A larger sample size is needed to have sufficient power to estimate whether a uniform opioid restriction strategy might have the unintended consequence of undertreating pain in some patients. Furthermore, opioid prescriptions in most states, including ours, require a physician assessment and a paper prescription, precluding e-prescribing or phone prescriptions. The requirement to travel to visit a health care provider to obtain a refill for inadequate postoperative analgesia presents a significant barrier for mothers caring for newborns. Efforts to achieve the public health goal of reducing unused opioids available for diversion and misuse must carefully consider potential suffering from undertreatment of postcesarean birth pain.
Finally, we acknowledge limitations with our selected model for individualizing opioid prescribing. We chose to begin with a single variable—inpatient opioid use—which we previously found to be most associated with outpatient use. When comparing predicted with actual use, individualized prescribing improved this correlation compared with standard prescribing; however, the correlation was moderate at best. We propose that a more complex model might better predict outpatient use and, thus, might also reduce patient-reported pain outcomes indicative of worse pain control.

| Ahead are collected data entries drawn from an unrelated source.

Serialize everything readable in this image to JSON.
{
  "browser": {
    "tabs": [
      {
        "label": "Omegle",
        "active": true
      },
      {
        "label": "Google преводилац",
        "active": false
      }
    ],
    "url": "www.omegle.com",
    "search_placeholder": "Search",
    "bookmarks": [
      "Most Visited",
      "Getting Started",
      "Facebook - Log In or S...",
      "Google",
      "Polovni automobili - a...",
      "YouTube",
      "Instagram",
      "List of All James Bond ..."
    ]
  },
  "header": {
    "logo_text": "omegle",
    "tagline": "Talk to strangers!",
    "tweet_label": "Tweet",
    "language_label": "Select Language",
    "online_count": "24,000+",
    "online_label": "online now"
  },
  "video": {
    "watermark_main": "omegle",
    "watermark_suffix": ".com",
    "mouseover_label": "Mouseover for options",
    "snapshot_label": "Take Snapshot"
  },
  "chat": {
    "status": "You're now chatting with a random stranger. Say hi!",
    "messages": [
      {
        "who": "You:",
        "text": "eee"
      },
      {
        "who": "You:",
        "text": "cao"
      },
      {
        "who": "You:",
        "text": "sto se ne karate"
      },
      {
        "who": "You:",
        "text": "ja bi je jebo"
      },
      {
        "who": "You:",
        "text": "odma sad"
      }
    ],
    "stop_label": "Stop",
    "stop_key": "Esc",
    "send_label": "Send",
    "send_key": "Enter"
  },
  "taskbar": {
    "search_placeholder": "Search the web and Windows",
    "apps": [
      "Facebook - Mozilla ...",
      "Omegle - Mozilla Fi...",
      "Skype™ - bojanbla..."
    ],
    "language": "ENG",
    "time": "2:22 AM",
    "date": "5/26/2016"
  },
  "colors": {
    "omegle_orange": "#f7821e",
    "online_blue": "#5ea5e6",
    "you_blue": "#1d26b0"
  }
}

In conclusion, individualized opioid prescriptions based on inpatient use substantially reduced both the amount of opioid used and unused after discharge for cesarean birth compared with standard prescribing. Annualized for our institution's total cesarean birth rate, individualized prescribing would result in 12,960 fewer opioid tablets unused after cesarean birth per year. Given that cesarean birth is the most common major surgery in the United States, the public health implications of our findings are significant. Further research is warranted to examine the relative contributions of patient education, expectations, and behavioral factors influencing opioid use and patient-reported pain outcomes after cesarean birth.